A.     Latar Belakang
Kaum muslimin umumnya meyakini bahwa Al-Qur’an bersumber dari Allah SWT.[1] Pengakuan Muhammad bahwa ia merupakan penerima wahyu dari Tuhan semesta alam untuk kemudian disampaikan kepada seluruh umat manusia mendapat tantangan keras dari orang Arab yang sezaman dengannya.[2] Al-Qur’an sebagai firman Allah SWT yang diturunkan kepada Nabi Muhammad Saw, disampaikan melalui malaikat Jibril a.s secara berangsur-angsur pada malam lailatul qadar. Malaikat Jibril datang dengan tiba-tiba dan menyeru Muhammad seraya mengatakan “Bacalah dengan menyebut nama Tuhanmu”. Inilah kalimat pertama Al-Qur’an yang diwahyukan kepadanya pada saat ia menyendiri dan melakukan perenungan disebuah gua diluar kota Makkah pada 610 M.[3]
Dia merasakan pengalaman hidup-mati saat menerima wahyu luar  biasa ini, saat didekati oleh sesosok malaikat yang memerintahkannya; “Bacalah!” ketika ia menjelaskan bahwa dia tidak bisa membaca, sang malaikat mendekapnya dengan kuat dan mengulangi perintah itu sebanyak dua kali. Setelah itu, barulah malaikat itu membacakan kepadanya dua baris ayat pertama al-Qur’an dimana konsep “Membaca”, “Belajar /Memahami” dan “Pena” disebutkan sebanyak enam kali.
“Bacalah dengan (menyebut) nama Tuhanmu yang menciptakan. Dia telah menciptakan manusia dari segumpal darah. Bacalah, dan Tuhanmulah Yang Maha Mulia Yang mengajar manusia dengan pena. Dia mengajarkan manusia apa yang tidak diketahuinya.” (QS. Al- ‘Alaq [96]: 1-5).
Namun demikian turunnya Al-Qur’an kepermukaan bumi ini juga tidak serta merta sekaligus, melainkan berangsur-angsur dan beragam peristiwa ayat-ayat yang diturunkan kepada Muhammad.
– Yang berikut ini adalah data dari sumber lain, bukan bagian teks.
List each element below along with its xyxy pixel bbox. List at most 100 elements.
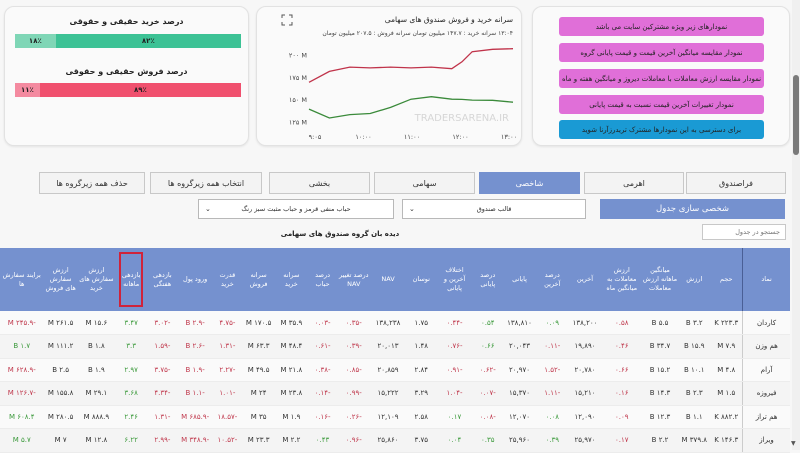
table-cell: ۱۴۶.۳ K bbox=[710, 428, 743, 453]
table-cell: -۱.۳۱ bbox=[147, 405, 178, 429]
table-cell: -۰.۷۶ bbox=[436, 334, 473, 359]
table-cell: -۱.۹ B bbox=[177, 358, 213, 382]
link-value-compare-chart[interactable]: نمودار مقایسه ارزش معاملات با معاملات دی… bbox=[559, 69, 764, 88]
table-cell: ۲۶۱.۵ M bbox=[43, 311, 78, 335]
column-header[interactable]: برایند سفارش ها bbox=[0, 248, 44, 311]
column-header-monthly-return-highlighted[interactable]: بازدهی ماهانه bbox=[115, 248, 148, 311]
column-header[interactable]: درصد حباب bbox=[307, 248, 338, 311]
table-cell: ۲.۸۴ bbox=[406, 358, 437, 382]
x-tick-label: ۱۳:۰۰ bbox=[501, 133, 517, 141]
buy-real-segment: ۸۲٪ bbox=[55, 34, 241, 48]
table-cell: ۴۸.۴ M bbox=[275, 334, 308, 359]
scroll-down-arrow-icon[interactable]: ▼ bbox=[791, 440, 796, 447]
subscribe-button[interactable]: برای دسترسی به این نمودارها مشترک تریدرز… bbox=[559, 120, 764, 139]
table-cell: ۳.۶۸ bbox=[115, 381, 148, 406]
table-cell: -۰.۹۱ bbox=[436, 358, 473, 382]
cell-symbol[interactable]: فیروزه bbox=[742, 381, 790, 406]
column-header[interactable]: سرانه فروش bbox=[241, 248, 276, 311]
column-header[interactable]: قدرت خرید bbox=[212, 248, 242, 311]
fund-type-select[interactable]: قالب صندوق ⌄ bbox=[402, 199, 586, 219]
column-header[interactable]: پایانی bbox=[502, 248, 537, 311]
x-tick-label: ۱۰:۰۰ bbox=[355, 133, 371, 141]
cell-symbol[interactable]: آرام bbox=[742, 358, 790, 382]
column-header[interactable]: ارزش معاملات به میانگین ماه bbox=[601, 248, 642, 311]
table-cell: ۲۳.۸ M bbox=[275, 381, 308, 406]
table-cell: ۸۸۲.۲ K bbox=[710, 405, 743, 429]
cell-symbol[interactable]: هم وزن bbox=[742, 334, 790, 359]
column-header[interactable]: اختلاف آخرین و پایانی bbox=[436, 248, 473, 311]
tab-leveraged[interactable]: اهرمی bbox=[584, 172, 684, 194]
column-header[interactable]: درصد آخرین bbox=[536, 248, 569, 311]
column-header[interactable]: نوسان bbox=[406, 248, 437, 311]
column-header[interactable]: ارزش سفارش های خرید bbox=[77, 248, 116, 311]
sell-percent-bar: ۱۱٪ ۸۹٪ bbox=[15, 83, 241, 97]
column-header[interactable]: ارزش سفارش های فروش bbox=[43, 248, 78, 311]
column-header[interactable]: حجم bbox=[710, 248, 743, 311]
link-avg-last-final-chart[interactable]: نمودار مقایسه میانگین آخرین قیمت و قیمت … bbox=[559, 43, 764, 62]
column-header[interactable]: میانگین ماهانه ارزش معاملات bbox=[641, 248, 679, 311]
table-row[interactable]: کاردان ۲۲۳.۳ K ۳.۲ B ۵.۵ B ۰.۵۸ ۱۳۸,۲۰۰ ۰.۰۹ ۱۳… bbox=[0, 311, 790, 335]
table-row[interactable]: هم تراز ۸۸۲.۲ K ۱.۱ B ۱۲.۳ B ۰.۰۹ ۱۲,۰۹۰ ۰.۰۸ ۱… bbox=[0, 405, 790, 429]
table-cell: -۲.۹ B bbox=[177, 311, 213, 335]
table-cell: ۰.۰۹ bbox=[601, 405, 642, 429]
table-cell: -۰.۰۸ bbox=[472, 405, 503, 429]
table-row[interactable]: آرام ۴.۸ M ۱۰.۱ B ۱۵.۲ B ۰.۶۶ ۲۰,۷۸۰ -۱.۵۲ ۲۰,۹… bbox=[0, 358, 790, 382]
table-cell: ۱۵,۳۷۰ bbox=[502, 381, 537, 406]
column-header[interactable]: بازدهی هفتگی bbox=[147, 248, 178, 311]
table-cell: ۱۰.۱ B bbox=[678, 358, 711, 382]
cell-symbol[interactable]: هم تراز bbox=[742, 405, 790, 429]
table-cell: ۱۳۸,۸۱۰ bbox=[502, 311, 537, 335]
tab-index[interactable]: شاخصی bbox=[479, 172, 580, 194]
column-header-symbol[interactable]: نماد bbox=[742, 248, 790, 311]
y-tick-label: ۲۰۰ M bbox=[289, 51, 307, 59]
bubble-color-select[interactable]: حباب منفی قرمز و حباب مثبت سبز رنگ ⌄ bbox=[198, 199, 394, 219]
table-cell: -۳.۷۵ bbox=[147, 358, 178, 382]
column-header[interactable]: آخرین bbox=[568, 248, 602, 311]
table-header-row: نماد حجم ارزش میانگین ماهانه ارزش معاملات ار… bbox=[0, 248, 790, 311]
column-header[interactable]: درصد پایانی bbox=[472, 248, 503, 311]
table-cell: ۲۵,۹۶۰ bbox=[502, 428, 537, 453]
link-last-price-change-chart[interactable]: نمودار تغییرات آخرین قیمت نسبت به قیمت پ… bbox=[559, 95, 764, 114]
table-cell: ۲.۲ B bbox=[641, 428, 679, 453]
table-row[interactable]: هم وزن ۷.۹ M ۱۵.۹ B ۳۴.۷ B ۰.۴۶ ۱۹,۸۹۰ -۰.۱۱ ۲۰… bbox=[0, 334, 790, 359]
table-row[interactable]: فیروزه ۱.۵ M ۲.۳ B ۱۴.۳ B ۰.۱۶ ۱۵,۲۱۰ -۱.۱۱ ۱۵,… bbox=[0, 381, 790, 406]
table-cell: ۴.۸ M bbox=[710, 358, 743, 382]
tab-equity[interactable]: سهامی bbox=[374, 172, 475, 194]
column-header[interactable]: درصد تغییر NAV bbox=[337, 248, 370, 311]
table-cell: -۰.۹۹ bbox=[337, 381, 370, 406]
table-cell: ۰.۰۹ bbox=[536, 311, 569, 335]
expand-icon[interactable] bbox=[281, 14, 293, 26]
column-header[interactable]: NAV bbox=[369, 248, 407, 311]
column-header[interactable]: ورود پول bbox=[177, 248, 213, 311]
column-header[interactable]: سرانه خرید bbox=[275, 248, 308, 311]
select-all-subgroups-button[interactable]: انتخاب همه زیرگروه ها bbox=[150, 172, 262, 194]
page-scrollbar[interactable] bbox=[792, 0, 800, 450]
y-tick-label: ۱۵۰ M bbox=[289, 96, 307, 104]
table-cell: ۰.۳۹ bbox=[536, 428, 569, 453]
cell-symbol[interactable]: کاردان bbox=[742, 311, 790, 335]
column-header[interactable]: ارزش bbox=[678, 248, 711, 311]
table-cell: ۰.۶۶ bbox=[601, 358, 642, 382]
table-cell: -۰.۶۲ bbox=[472, 358, 503, 382]
tab-sector[interactable]: بخشی bbox=[269, 172, 370, 194]
table-cell: -۰.۹۶ bbox=[337, 428, 370, 453]
table-cell: ۲۳.۳ M bbox=[241, 428, 276, 453]
table-row[interactable]: ویراز ۱۴۶.۳ K ۳۷۹.۸ M ۲.۲ B ۰.۱۷ ۲۵,۹۷۰ ۰.۳۹ ۲۵… bbox=[0, 428, 790, 453]
table-cell: -۰.۴۴ bbox=[436, 311, 473, 335]
tab-fara-fund[interactable]: فراصندوق bbox=[686, 172, 786, 194]
link-subscriber-note[interactable]: نمودارهای زیر ویژه مشترکین سایت می باشد bbox=[559, 17, 764, 36]
table-cell: ۱۵۵.۸ M bbox=[43, 381, 78, 406]
scrollbar-thumb[interactable] bbox=[793, 75, 799, 155]
table-cell: ۲۰,۰۱۳ bbox=[369, 334, 407, 359]
table-cell: ۱۷۰.۵ M bbox=[241, 311, 276, 335]
table-cell: ۷.۹ M bbox=[710, 334, 743, 359]
table-cell: ۳.۳ bbox=[115, 334, 148, 359]
table-cell: ۲۹.۱ M bbox=[77, 381, 116, 406]
sell-percent-title: درصد فروش حقیقی و حقوقی bbox=[65, 67, 188, 76]
customize-table-button[interactable]: شخصی سازی جدول bbox=[600, 199, 785, 219]
table-cell: ۱۵.۲ B bbox=[641, 358, 679, 382]
cell-symbol[interactable]: ویراز bbox=[742, 428, 790, 453]
table-cell: -۱۰.۵۲ bbox=[212, 428, 242, 453]
table-search-input[interactable] bbox=[702, 224, 786, 240]
remove-all-subgroups-button[interactable]: حذف همه زیرگروه ها bbox=[39, 172, 145, 194]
Tidak sebatas itu saja, masalah-masalah lain yang timbul dikalangan sahabat menjadi perbincangan hangat, hingga akhirnya sangat penting untuk dijelaskan maknanya menjadi lebih tepat, sehingga dapat dengan mudah dimengerti. Berangkat dari hal tersebut, perlu untuk diketahui apa sebenarnya Asbab An-Nujul ini. Kemudian seterusnya manfaat mengetahui Asbab An-Nuzul ini.
BAB II
MEMAHAMI ASBAB AN-NUZUL AL-QUR’AN
A.     Defenisi Al-Qur’an Dan Asbab An-Nuzul
1.     Al-Qur’an
Turunnya Al-Qur’an ke dunia ini tentulah mempunyai alasan yang kuat. Allah STW. Menurunkannya kepada Muhammad saw, melalui perantara malaikat Jibril a.s.yang disampaikan secara berangsur-angsur, untuk disampaikan kepada umatnya.
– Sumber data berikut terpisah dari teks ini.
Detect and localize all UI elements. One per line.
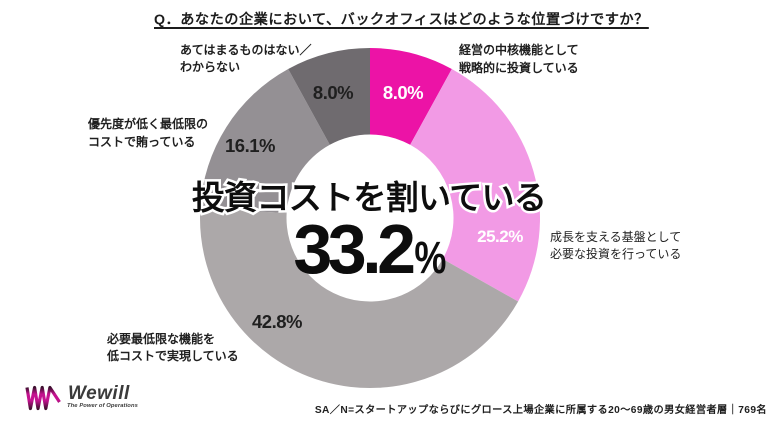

Secara leksikal, kata qur’an mengandung arti “bacaan” dan baru pada perkembangan kemudian dianggap merujuk kepada arti “teks yang dibaca”. Al-Qur’an kerap menyebut dirinya sebagai kitab, yang secara leksikal berarti “tulisan” dan kemudian dianggap mengandung arti “tulisan berupa buku”.[4] Definisi itu merupakan, “Qara’a” memiliki arti mengumpulkan dan menghimpun. Qira’ah berarti merangkai huruf-huruf dan kata-kata satu dengan lainnya dalam satu ungkapan kata yang teratur. Al-qur’an asalnya sama dengan Qiraah yaitu akar kata (masdar-infinitif) dari qara’a, qira’atan wa qur’anan.[5] Allah menjelaskan,
“Sesungguhnya kami yang akan mengumpulkannya (di dadamu) dan membacakannya. Apabila kami telah selesai membacanya maka ikutilah bacaannya itu,”. (Q.S Al-Qiyamah: 17-18).
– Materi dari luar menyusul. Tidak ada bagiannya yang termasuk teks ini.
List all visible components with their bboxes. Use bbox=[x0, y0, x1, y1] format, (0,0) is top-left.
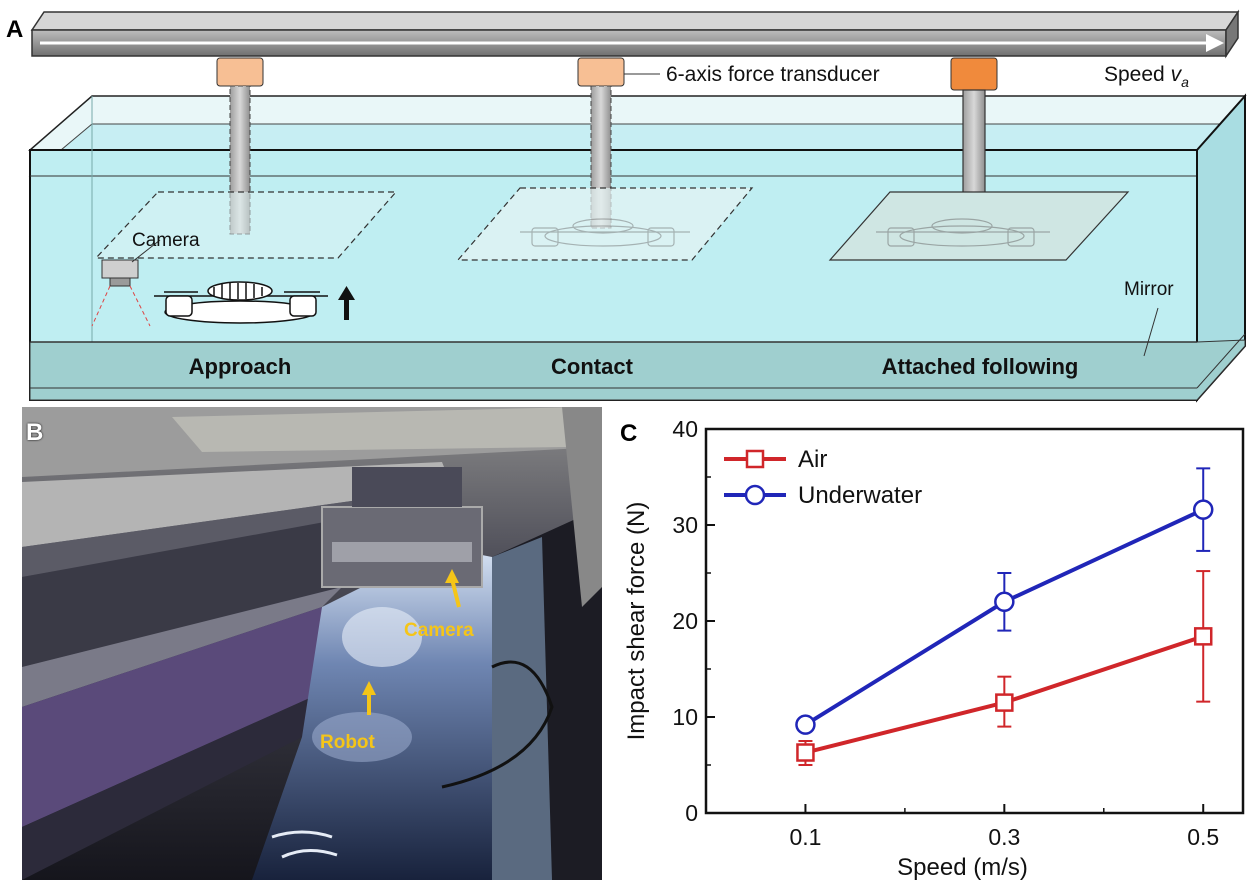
legend-label: Underwater bbox=[798, 482, 922, 509]
transducer-label: 6-axis force transducer bbox=[666, 63, 880, 86]
data-point-circle bbox=[1192, 499, 1214, 520]
panel-b-photo: B Camera Robot bbox=[22, 407, 602, 880]
stage-label-attached: Attached following bbox=[882, 354, 1079, 379]
camera-icon bbox=[91, 239, 161, 327]
up-arrow-icon bbox=[338, 286, 355, 320]
target-plate-approach bbox=[94, 191, 398, 259]
x-tick-label: 0.1 bbox=[789, 824, 821, 850]
experiment-photo bbox=[22, 407, 602, 880]
photo-robot-label: Robot bbox=[320, 732, 375, 753]
stage-label-approach: Approach bbox=[189, 354, 292, 379]
data-point-square bbox=[995, 693, 1014, 712]
data-point-square bbox=[796, 743, 815, 762]
panel-c-chart: C Impact shear force (N) Speed (m/s) 0 10… bbox=[606, 407, 1253, 883]
x-tick-label: 0.3 bbox=[988, 824, 1020, 850]
data-point-circle bbox=[795, 714, 816, 735]
robot-attached bbox=[876, 218, 1050, 247]
photo-camera-label: Camera bbox=[404, 620, 474, 641]
robot-approach bbox=[154, 281, 328, 324]
y-tick-label: 10 bbox=[672, 704, 698, 730]
x-axis-label: Speed (m/s) bbox=[897, 854, 1028, 881]
mirror-label: Mirror bbox=[1124, 279, 1174, 300]
panel-a-diagram: 6-axis force transducer Speed va Camera … bbox=[27, 9, 1247, 403]
y-axis-label: Impact shear force (N) bbox=[623, 502, 650, 741]
legend-label: Air bbox=[798, 446, 827, 473]
legend-marker-circle bbox=[744, 484, 766, 506]
arrow-head-icon bbox=[1206, 34, 1224, 52]
camera-arrow-icon bbox=[450, 578, 461, 608]
data-point-circle bbox=[994, 591, 1015, 613]
data-point-square bbox=[1193, 627, 1213, 646]
x-tick-label: 0.5 bbox=[1187, 824, 1219, 850]
y-tick-label: 30 bbox=[672, 512, 698, 538]
panel-label-b: B bbox=[26, 419, 44, 446]
shear-force-chart: Impact shear force (N) Speed (m/s) 0 10 20… bbox=[623, 416, 1245, 881]
speed-label: Speed va bbox=[1104, 63, 1189, 90]
robot-contact bbox=[520, 218, 690, 247]
motion-rail bbox=[30, 9, 1240, 59]
panel-label-a: A bbox=[6, 16, 24, 43]
tank bbox=[27, 93, 1247, 403]
y-tick-label: 40 bbox=[672, 416, 698, 442]
stage-label-contact: Contact bbox=[551, 354, 634, 379]
target-plate-contact bbox=[456, 187, 754, 261]
legend-marker-square bbox=[745, 449, 765, 469]
camera-label: Camera bbox=[132, 230, 200, 251]
panel-label-c: C bbox=[620, 420, 638, 447]
y-tick-label: 0 bbox=[685, 800, 698, 826]
y-tick-label: 20 bbox=[672, 608, 698, 634]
Ayat Al-Qur’an turun tidak serta merta dalam 30 juz sekali turun kepada Muhammad, melainkan berangsur-angsur. Juga sebab-sebab turunnya ayat tertentu menjadi latar belakang dari peristiwa mengapa beberapa ayat al-Qur’an itu turun untuk kemudian dijelaskannya tentang peristiwa tertentu. Dalam ilmu qur’an inilah yang disebut dengan Asbab An-Nuzul, atau sebab-sebab diturunkannya ayat Al-Qur’an ke muka bumi dan juga disertai dengan timbulnya peristiwa-peristiwa yang harus dijelaskan, baik yang ditanyakan para sahabat, ataupun yang lainnya dimasa rasulullah saw.    
2.     Asbab An-Nuzul
Beragam dan berbagai macam pendapat para ulama mengemukakan makna Asbab-An-nuzul dengan pemikiran yang berbeda-beda. Dr. Shubhi al-Shalih misalnya menyatakan bahwa, sebab an-nuzul adalah sesuatu yang oleh karenanya turun satu ayat atau beberapa ayat mengandung peristiwa itu menjawab pertanyaan darinya atau pun menjelaskan hukum yang terjadi pada zamannya.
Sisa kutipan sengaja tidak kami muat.